Os peritos há anos que dizem que os vulcões das Armadilhas Siberianas russas foram responsáveis pelo evento de extinção. Estas formações rochosas em forma de degrau surgiram por actividade vulcânica que ocorreu na mesma altura que a extinção em massa mas as erupções vulcânicas são tão comuns na história geológica que factores extra devem ter estado envolvidos.

Alguns investigadores, por exemplo, têm mencionado que a libertação de gases de uma explosão massiva terão lavado a alterações climáticas devastadoras que, por sua vez, conduziram às extinções em massa. Outros sugeriram que o carvão podia ter desempenhado esse papel.

A casualidade veio agora fornecer algumas evidências. Grasby encontrou as camadas ricas em carbono há dez anos mas não conseguiu identificar o material. Um encontro casual com um geoquímico ambiental que estuda a combustão das modernas centrais termoeléctricas a carvão e o impacto ambiental da utilização do carvão mostrou que o material era cinza aerotransportada, tal e qual como as emitidas pelas centrais que queimam carvão.

"Estas são as primeiras evidências de que houve combustão de carvão naquela época", diz Grasby. "Por isso, encontrámos, literalmente, a arma fumegante."

Nas centrais termoeléctricas a carvão, o carvão líquido é acendido para formar uma mistura explosiva de alta temperatura, diz Norman Sleep, geofísico da Universidade de Stanford, Califórnia, que não esteve envolvido neste estudo. Na crosta terrestre, a mistura de magma com a camada de carvão pode originar condições  semelhantes para esse tipo de explosão.

 

Jennifer McElwain, paleobióloga da University College Dublin, diz que outros estudos feitos sobre eventos de extinção devem ser reexaminados para detectar se há presença de cinzas aerotransportadas.

O modelo do estudo de Grasby foca-se nas Armadilhas Siberianas. Nem todas as erupções que ocorreram na zona ao longo do seu período de formação de mais um um milhão de anos foram mortíferas à escala da extinção em massa. Então, cerca de 500 a 750 mil anos antes do evento de extinção, o magma subiu das profundezas e atingiu a camada de carvão. A mistura tornou-se explosiva e irrompeu pela superfície da Terra.

"O magma atravessou uma camada da crosta muito rica e com capacidade de libertar uma grande quantidade de coisas nocivas", diz Paul Wignall, paleontólogo da Universidade de Leeds, Reino Unido, que estuda os eventos de extinção em massa.

Uma vez a mistura atingindo a atmosfera plena de oxigénio, enormes nuvens em forma de cogumelo de gás e cinzas atingiram a estratosfera. As nuvens negras foram capturadas pelos ventos e deslocaram-se para oeste, chovendo cinzas aerotransportada no lago Buchanan na bacia Sverdrup no Árctico, onde Grasby e a sua equipa encontraram as suas amostras. Esta situação aconteceu três vezes ao longo de um período de 500 a 750 mil anos. A última camada de cinza aerotransportada encontrada pela equipa foi depositada imediatamente antes do evento de extinção.

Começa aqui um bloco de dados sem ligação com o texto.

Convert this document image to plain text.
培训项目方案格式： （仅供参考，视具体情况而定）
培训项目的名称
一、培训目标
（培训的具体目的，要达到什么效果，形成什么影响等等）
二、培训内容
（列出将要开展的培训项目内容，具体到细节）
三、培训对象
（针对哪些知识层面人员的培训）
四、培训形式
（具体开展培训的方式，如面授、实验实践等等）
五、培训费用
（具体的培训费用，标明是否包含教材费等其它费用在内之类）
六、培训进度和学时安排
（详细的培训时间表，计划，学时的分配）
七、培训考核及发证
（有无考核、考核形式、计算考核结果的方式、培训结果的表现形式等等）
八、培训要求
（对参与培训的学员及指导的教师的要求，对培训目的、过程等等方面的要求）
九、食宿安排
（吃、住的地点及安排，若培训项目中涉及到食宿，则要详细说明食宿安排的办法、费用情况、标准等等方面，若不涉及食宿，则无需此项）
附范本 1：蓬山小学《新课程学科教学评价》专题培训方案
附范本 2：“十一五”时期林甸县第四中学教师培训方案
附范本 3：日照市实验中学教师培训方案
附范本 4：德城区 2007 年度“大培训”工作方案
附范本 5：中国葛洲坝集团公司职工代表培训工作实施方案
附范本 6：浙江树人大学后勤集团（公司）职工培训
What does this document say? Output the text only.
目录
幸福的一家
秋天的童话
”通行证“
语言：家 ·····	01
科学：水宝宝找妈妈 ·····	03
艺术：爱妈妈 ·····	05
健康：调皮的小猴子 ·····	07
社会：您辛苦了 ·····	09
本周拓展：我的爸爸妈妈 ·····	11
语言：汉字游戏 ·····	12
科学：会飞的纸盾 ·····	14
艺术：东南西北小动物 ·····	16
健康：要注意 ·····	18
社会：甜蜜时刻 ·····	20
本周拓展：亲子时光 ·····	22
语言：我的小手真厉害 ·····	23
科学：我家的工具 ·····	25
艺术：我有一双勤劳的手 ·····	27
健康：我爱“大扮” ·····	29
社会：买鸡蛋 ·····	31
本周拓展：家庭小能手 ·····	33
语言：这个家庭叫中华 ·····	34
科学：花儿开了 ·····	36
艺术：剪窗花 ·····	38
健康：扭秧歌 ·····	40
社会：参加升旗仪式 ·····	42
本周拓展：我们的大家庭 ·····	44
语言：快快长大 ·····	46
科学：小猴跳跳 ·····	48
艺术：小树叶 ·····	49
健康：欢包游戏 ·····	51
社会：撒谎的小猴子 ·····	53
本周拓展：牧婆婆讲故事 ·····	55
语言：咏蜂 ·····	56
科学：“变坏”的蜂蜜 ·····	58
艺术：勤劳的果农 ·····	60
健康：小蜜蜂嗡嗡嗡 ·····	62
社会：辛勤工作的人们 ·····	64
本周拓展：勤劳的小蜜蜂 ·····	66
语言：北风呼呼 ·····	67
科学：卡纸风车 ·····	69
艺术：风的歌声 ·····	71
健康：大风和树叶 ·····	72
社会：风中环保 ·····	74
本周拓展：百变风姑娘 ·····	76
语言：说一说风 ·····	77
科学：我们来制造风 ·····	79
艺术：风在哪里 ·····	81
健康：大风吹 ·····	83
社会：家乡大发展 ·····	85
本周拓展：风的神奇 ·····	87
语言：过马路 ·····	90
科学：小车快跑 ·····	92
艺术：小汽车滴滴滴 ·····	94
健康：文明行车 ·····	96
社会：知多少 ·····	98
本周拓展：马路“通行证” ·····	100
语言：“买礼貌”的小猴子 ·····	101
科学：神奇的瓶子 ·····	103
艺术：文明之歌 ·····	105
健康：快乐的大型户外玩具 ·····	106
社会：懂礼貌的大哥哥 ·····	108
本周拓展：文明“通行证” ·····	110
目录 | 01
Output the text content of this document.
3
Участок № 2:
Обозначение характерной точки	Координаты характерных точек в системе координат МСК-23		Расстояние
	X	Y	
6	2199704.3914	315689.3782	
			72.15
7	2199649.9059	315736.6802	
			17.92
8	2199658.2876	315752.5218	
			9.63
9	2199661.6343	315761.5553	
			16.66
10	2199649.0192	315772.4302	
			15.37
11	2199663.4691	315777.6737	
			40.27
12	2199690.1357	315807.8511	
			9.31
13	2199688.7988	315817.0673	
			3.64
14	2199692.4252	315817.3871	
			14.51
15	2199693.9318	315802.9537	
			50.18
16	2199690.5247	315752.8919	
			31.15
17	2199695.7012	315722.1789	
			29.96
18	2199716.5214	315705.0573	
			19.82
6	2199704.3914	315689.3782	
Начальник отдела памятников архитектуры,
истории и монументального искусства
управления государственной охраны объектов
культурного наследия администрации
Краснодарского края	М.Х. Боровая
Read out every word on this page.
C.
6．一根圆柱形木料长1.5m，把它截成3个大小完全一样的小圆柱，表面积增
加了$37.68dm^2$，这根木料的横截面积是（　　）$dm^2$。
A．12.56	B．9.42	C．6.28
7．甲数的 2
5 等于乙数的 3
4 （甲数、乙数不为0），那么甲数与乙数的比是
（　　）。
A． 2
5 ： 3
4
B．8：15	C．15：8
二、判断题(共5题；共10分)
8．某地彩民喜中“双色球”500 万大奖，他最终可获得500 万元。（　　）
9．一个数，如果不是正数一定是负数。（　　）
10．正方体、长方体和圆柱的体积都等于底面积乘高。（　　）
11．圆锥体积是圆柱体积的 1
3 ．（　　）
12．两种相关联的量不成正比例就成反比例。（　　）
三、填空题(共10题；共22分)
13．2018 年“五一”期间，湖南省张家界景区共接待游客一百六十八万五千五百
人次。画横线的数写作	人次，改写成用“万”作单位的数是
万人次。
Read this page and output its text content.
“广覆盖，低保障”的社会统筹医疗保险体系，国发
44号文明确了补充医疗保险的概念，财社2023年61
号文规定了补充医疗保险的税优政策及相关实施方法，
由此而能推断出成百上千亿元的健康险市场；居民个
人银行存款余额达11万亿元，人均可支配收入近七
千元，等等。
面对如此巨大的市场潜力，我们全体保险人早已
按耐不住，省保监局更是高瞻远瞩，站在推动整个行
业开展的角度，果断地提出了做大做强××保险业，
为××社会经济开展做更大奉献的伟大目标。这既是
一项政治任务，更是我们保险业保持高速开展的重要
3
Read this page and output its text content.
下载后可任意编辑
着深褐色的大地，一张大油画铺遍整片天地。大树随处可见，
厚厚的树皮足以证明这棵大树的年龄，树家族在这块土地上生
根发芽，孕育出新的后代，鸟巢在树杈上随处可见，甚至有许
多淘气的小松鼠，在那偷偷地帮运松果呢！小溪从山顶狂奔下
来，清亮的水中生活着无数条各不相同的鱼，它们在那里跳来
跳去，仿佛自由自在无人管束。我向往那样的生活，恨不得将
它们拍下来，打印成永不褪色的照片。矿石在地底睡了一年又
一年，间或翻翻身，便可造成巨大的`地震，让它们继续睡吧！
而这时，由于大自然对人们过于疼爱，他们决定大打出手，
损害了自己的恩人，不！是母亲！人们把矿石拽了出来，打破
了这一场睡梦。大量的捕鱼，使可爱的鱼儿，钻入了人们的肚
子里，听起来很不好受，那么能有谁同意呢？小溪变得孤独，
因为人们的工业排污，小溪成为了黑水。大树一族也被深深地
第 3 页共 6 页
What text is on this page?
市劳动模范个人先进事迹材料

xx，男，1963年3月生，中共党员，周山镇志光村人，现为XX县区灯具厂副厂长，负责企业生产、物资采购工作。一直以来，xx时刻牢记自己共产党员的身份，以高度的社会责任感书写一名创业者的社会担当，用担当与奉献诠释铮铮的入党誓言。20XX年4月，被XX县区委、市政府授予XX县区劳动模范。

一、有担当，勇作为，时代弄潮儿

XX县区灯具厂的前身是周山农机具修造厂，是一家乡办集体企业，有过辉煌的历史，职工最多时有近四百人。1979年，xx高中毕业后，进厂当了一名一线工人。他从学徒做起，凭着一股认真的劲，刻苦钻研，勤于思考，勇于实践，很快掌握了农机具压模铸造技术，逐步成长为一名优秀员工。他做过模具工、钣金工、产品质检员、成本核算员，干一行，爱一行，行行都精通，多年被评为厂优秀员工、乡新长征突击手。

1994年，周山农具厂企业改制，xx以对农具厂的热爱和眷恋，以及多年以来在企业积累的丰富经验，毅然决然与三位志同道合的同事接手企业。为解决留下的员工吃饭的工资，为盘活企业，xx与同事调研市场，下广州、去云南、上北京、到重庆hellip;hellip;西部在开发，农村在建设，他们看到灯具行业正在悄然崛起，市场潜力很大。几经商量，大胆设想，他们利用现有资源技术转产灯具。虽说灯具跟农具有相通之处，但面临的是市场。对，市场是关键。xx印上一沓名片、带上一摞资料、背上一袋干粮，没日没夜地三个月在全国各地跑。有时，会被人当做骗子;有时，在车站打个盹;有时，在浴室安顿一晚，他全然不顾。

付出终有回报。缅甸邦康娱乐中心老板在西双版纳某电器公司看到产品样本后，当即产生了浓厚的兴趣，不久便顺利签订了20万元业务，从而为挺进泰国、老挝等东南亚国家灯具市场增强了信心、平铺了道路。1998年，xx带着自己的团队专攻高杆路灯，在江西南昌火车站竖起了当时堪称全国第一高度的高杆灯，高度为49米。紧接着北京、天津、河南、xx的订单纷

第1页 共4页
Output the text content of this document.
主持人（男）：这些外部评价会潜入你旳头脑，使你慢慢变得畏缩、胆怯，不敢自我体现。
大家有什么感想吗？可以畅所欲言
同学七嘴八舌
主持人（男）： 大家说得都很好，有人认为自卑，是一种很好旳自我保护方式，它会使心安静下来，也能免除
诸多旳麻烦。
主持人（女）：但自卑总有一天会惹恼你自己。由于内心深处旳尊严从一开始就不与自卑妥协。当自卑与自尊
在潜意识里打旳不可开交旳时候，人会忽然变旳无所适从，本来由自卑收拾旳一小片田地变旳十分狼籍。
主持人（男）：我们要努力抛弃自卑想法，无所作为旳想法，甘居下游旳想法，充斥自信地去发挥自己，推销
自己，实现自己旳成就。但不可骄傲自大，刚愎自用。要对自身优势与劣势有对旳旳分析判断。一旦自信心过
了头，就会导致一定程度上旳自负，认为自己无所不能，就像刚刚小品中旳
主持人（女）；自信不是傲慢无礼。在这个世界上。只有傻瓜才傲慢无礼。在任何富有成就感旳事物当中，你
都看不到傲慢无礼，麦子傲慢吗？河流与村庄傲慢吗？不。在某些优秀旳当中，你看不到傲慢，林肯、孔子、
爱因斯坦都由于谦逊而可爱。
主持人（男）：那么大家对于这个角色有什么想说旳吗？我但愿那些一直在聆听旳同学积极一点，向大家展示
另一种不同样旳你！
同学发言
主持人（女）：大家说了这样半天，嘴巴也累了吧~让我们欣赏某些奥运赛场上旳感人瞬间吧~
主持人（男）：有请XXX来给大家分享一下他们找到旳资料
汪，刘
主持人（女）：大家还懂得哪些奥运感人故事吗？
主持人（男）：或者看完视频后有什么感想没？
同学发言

Este pode ter sido o ponto de viragem, diz Wignall. Estudos têm sugerido que os vulcões libertaram 3 triliões de toneladas de carbono, o suficiente para desencadear alterações climáticas devastadoras. As erupções também causaram chuvas ácidas e emitiram halogéneos suficientes para criar um buraco na camada de ozono, diz ele. As cinzas tóxicas, a somar a tudo isto, pode ter sido o golpe final. "Não posso sugerir que esta é a resposta para a história da extinção em massa mas é certamente um novo componente para ela", diz ele.